In a CNBC interview on Friday, the longtime central bank chief said the prolonged period of low interest rates is about to end and, the bull market in fixed income that has lasted more than three decades will end as well.
“The current level of interest rates is abnormally low and there’s only one direction in which they can go, and when they start, they will be rather rapid,” Greenspan stated.
That low interest rate environment has been the product of current monetary policy at the Federal Reserve, which Greenspan led from 1987 to 2006. The Fed took its benchmark rate to near zero during the financial crisis and kept it there for seven years after.
Since December 2015, the Fed has approved four rate hikes, but government bond yields remained stagnant.
Not criticizing the policies of the current Fed, Greenspan nevertheless cautioned that the low rate environment can’t last forever, and when it ends, it will end very badly.

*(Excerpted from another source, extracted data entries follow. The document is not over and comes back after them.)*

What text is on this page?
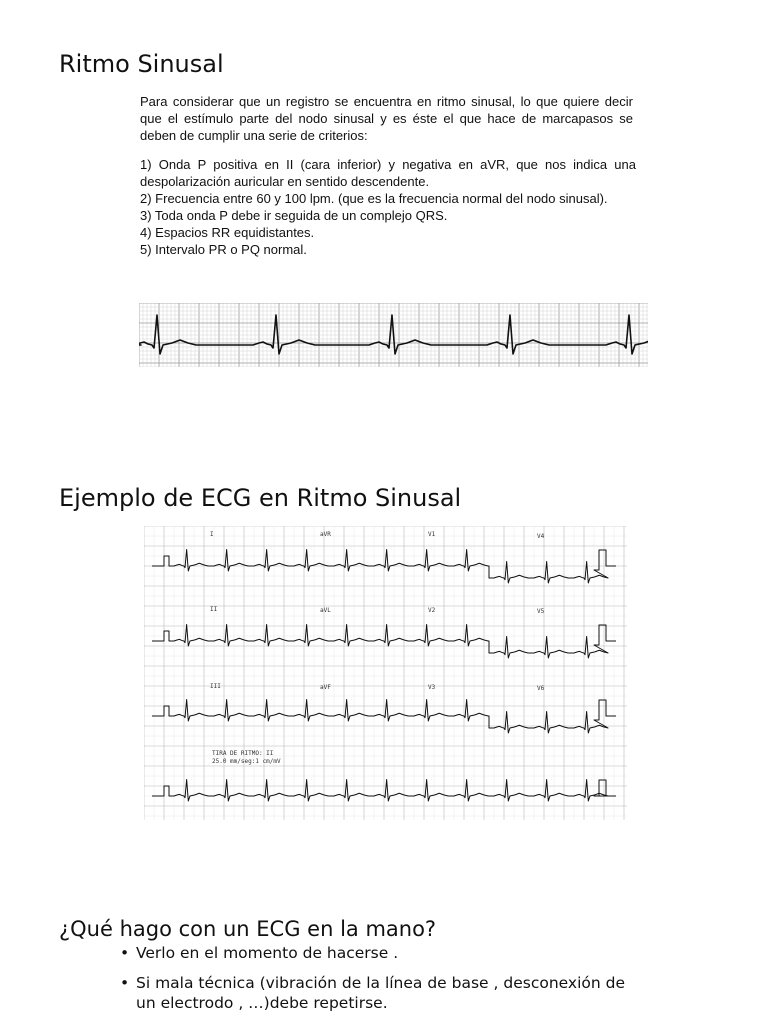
Ritmo Sinusal

Para considerar que un registro se encuentra en ritmo sinusal, lo que quiere decir que el estímulo parte del nodo sinusal y es éste el que hace de marcapasos se deben de cumplir una serie de criterios:

1) Onda P positiva en II (cara inferior) y negativa en aVR, que nos indica una despolarización auricular en sentido descendente.

2) Frecuencia entre 60 y 100 lpm. (que es la frecuencia normal del nodo sinusal).

3) Toda onda P debe ir seguida de un complejo QRS.

4) Espacios RR equidistantes.

5) Intervalo PR o PQ normal.

Ejemplo de ECG en Ritmo Sinusal
I	aVR	V1	V4
II	aVL	V2	V5
III	aVF	V3	V6
TIRA DE RITMO: II
25.0 mm/seg:1 cm/mV
¿Qué hago con un ECG en la mano?
• Verlo en el momento de hacerse .
• Si mala técnica (vibración de la línea de base , desconexión de un electrodo , …)debe repetirse.
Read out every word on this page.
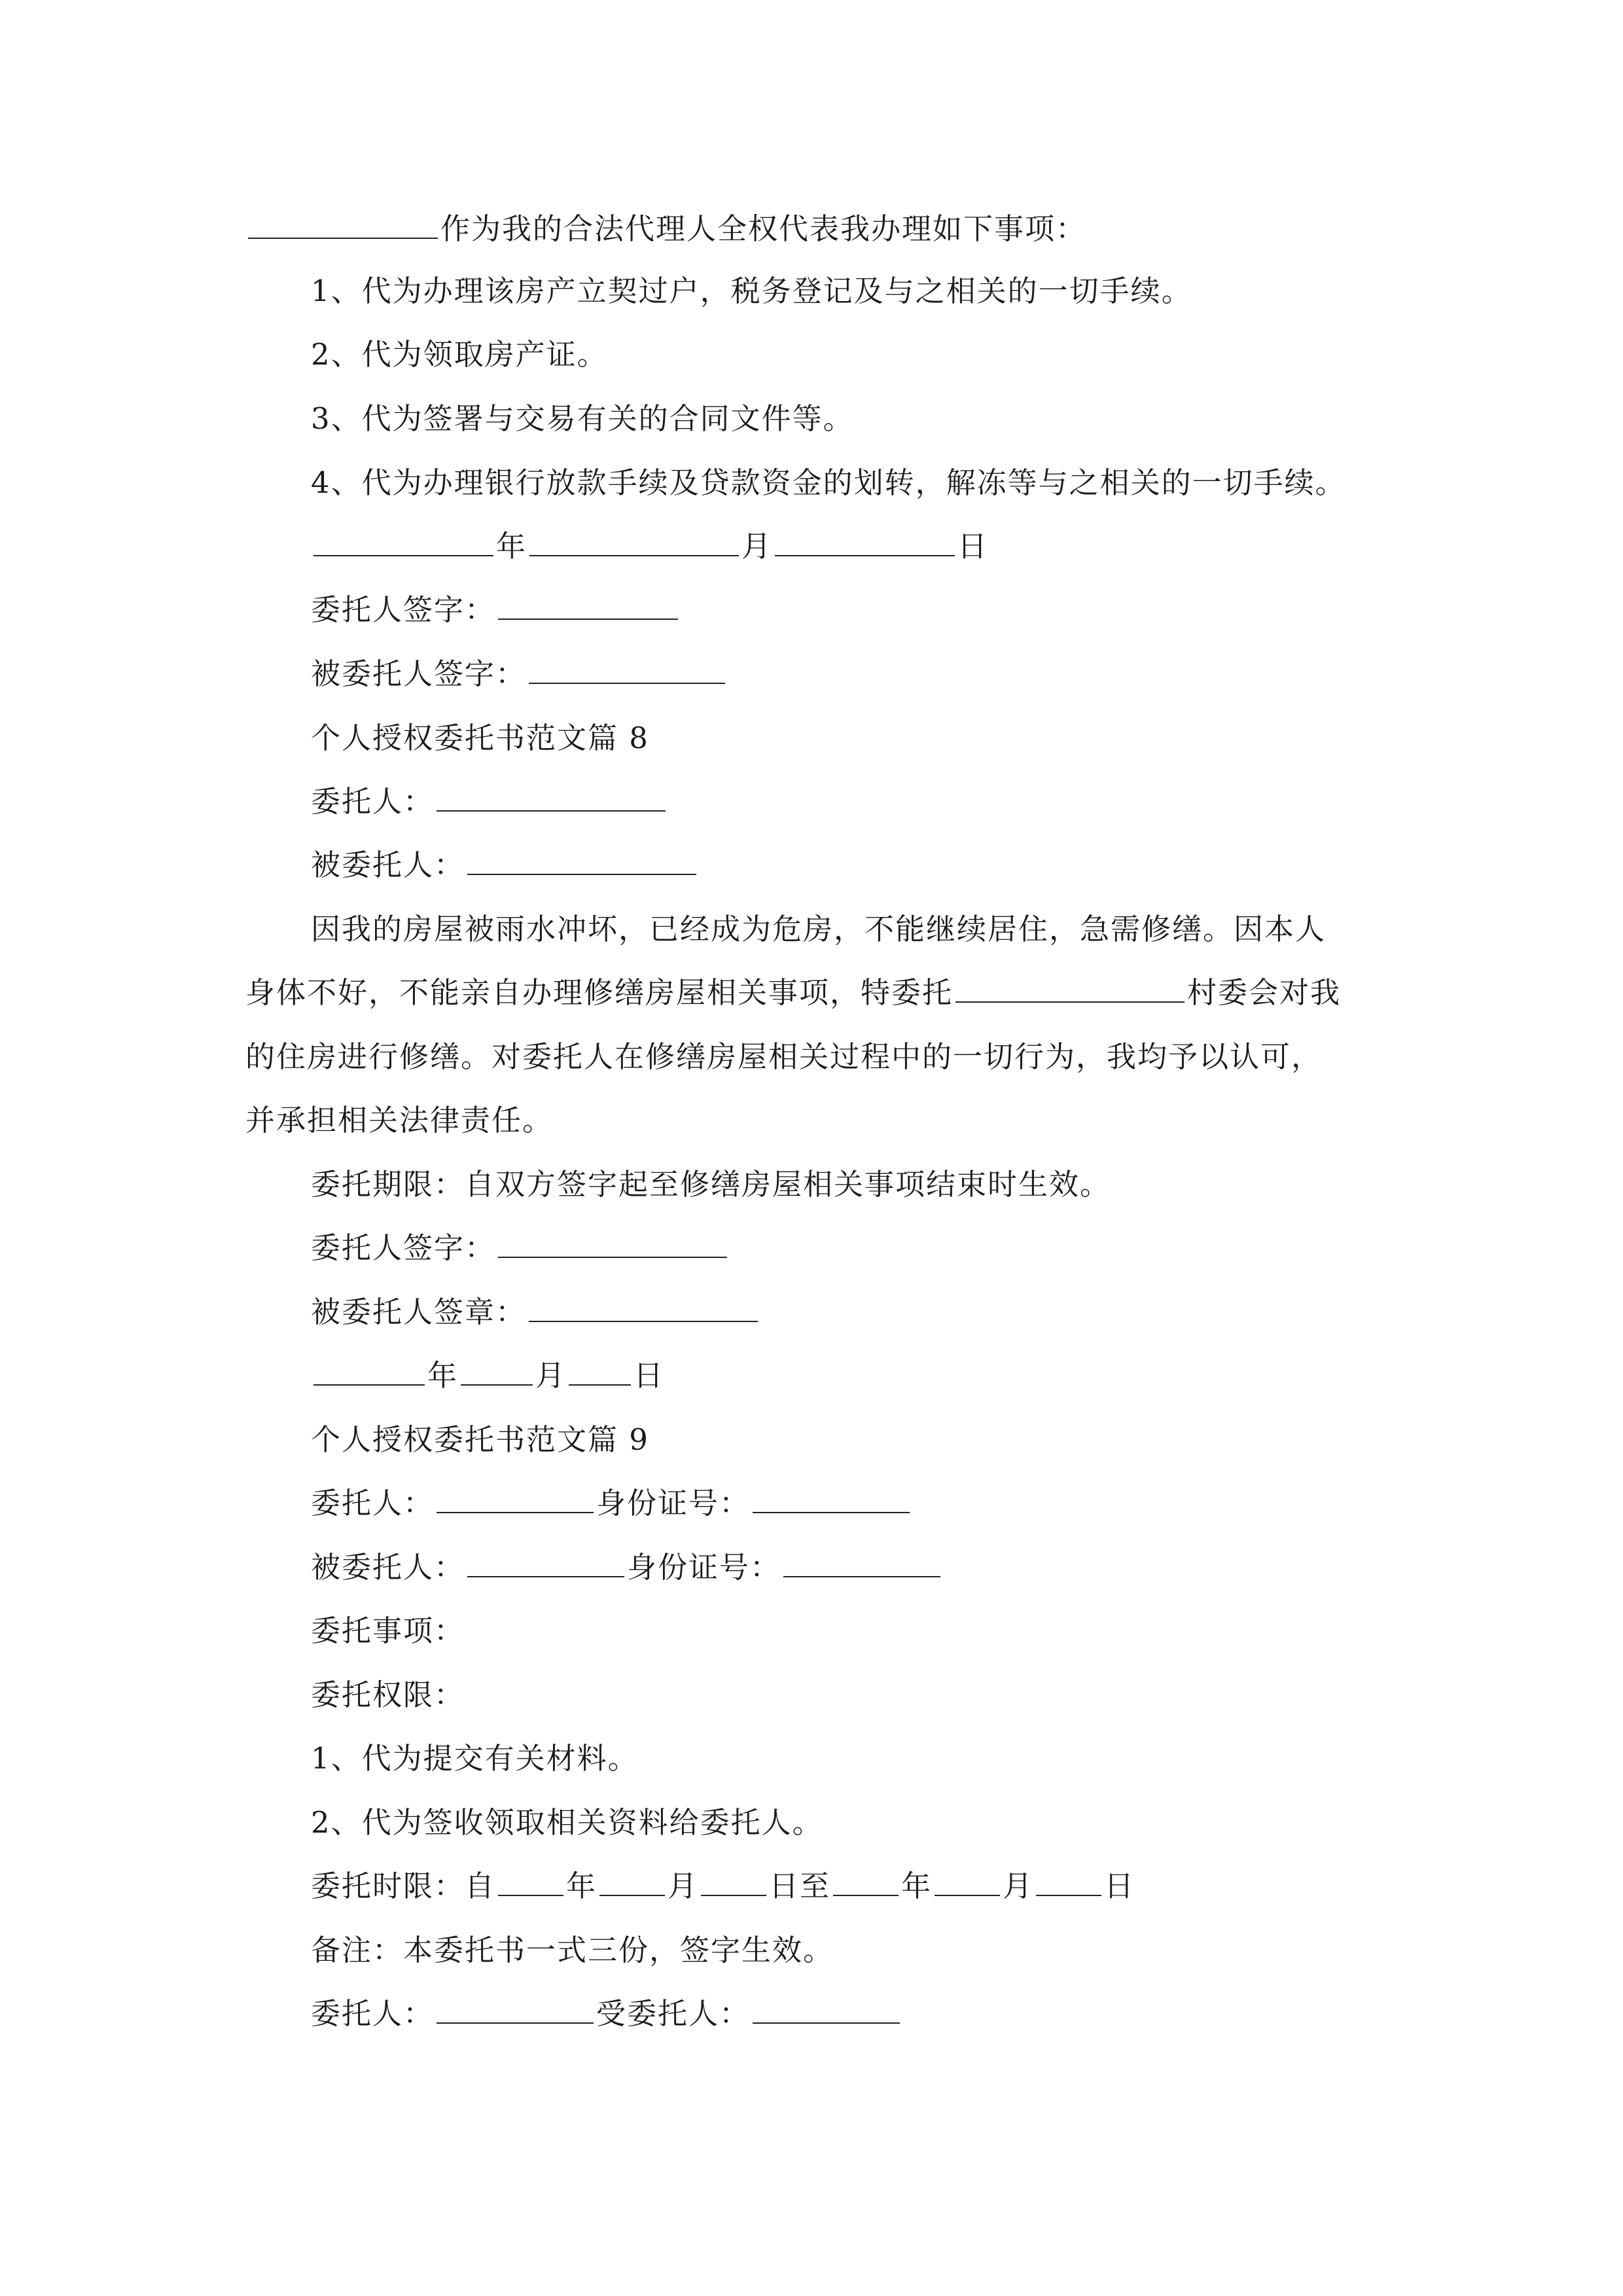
作为我的合法代理人全权代表我办理如下事项：
1、代为办理该房产立契过户，税务登记及与之相关的一切手续。
2、代为领取房产证。
3、代为签署与交易有关的合同文件等。
4、代为办理银行放款手续及贷款资金的划转，解冻等与之相关的一切手续。
年	月	日
委托人签字：
被委托人签字：
个人授权委托书范文篇 8
委托人：
被委托人：
因我的房屋被雨水冲坏，已经成为危房，不能继续居住，急需修缮。因本人
身体不好，不能亲自办理修缮房屋相关事项，特委托	村委会对我
的住房进行修缮。对委托人在修缮房屋相关过程中的一切行为，我均予以认可，
并承担相关法律责任。
委托期限：自双方签字起至修缮房屋相关事项结束时生效。
委托人签字：
被委托人签章：
年	月 日
个人授权委托书范文篇 9
委托人：	身份证号：
被委托人：	身份证号：
委托事项：
委托权限：
1、代为提交有关材料。
2、代为签收领取相关资料给委托人。
委托时限：自 年 月 日至 年 月 日
备注：本委托书一式三份，签字生效。
委托人：	受委托人：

“I have no time frame on the forecast,” he noted. “I have a chart which goes back to the 1800s, and I can tell you that this particular period sticks out. But you have no way of knowing in advance when it will actually trigger.”
He noted that when it does break, the event will likely will be quick and take the market by surprise.
“It looks stronger just before it isn’t stronger,” he said, adding that those who try to forecast this will be “in for a disastrous experience.”
While he was at the Fed there was also an extended period of low rates, but nowhere near as low as they are now. Greenspan uttered the phrase “irrational exuberance,” in a speech he gave at the American Enterprise Institute in 1996, which was glommed onto by the press. Back then, he was warning everyone about asset prices and said that it’s difficult to predict when a bubble is about to burst.
Those remarks foreshadowed the bursting of the dot-com bubble, and he’s using that term again to describe today’s looming crisis.
“You can never be quite sure when irrational exuberance arises,” he told CNBC. “I was doing it as part of a much broader speech and talking about the analysis of the markets and the like, and I wasn’t trying to focus short term. But the press loved that term.”
Wall Street forecasters agree that the low rates can’t continue to persist, and Greenspan isn’t the only one warning that when this particular bubble bursts, it will take place swiftly, ending the era of global central-bank monetary accommodation. Deutsche Bank AG’s Binky Chadha says real Treasury yields sit far below where actual growth levels suggest they should be, and Tom Porcelli, chief U.S. economist at RBC Capital Markets, says it’s only a matter of time before inflationary pressures hit the bond market, according to a report in Bloomberg.
“The real problem is that when the bond-market bubble collapses, long-term interest rates will rise,” Greenspan told Bloomberg. “We are moving into a different phase of the economy — to a stagflation not seen since the 1970s. That is not good for asset prices.”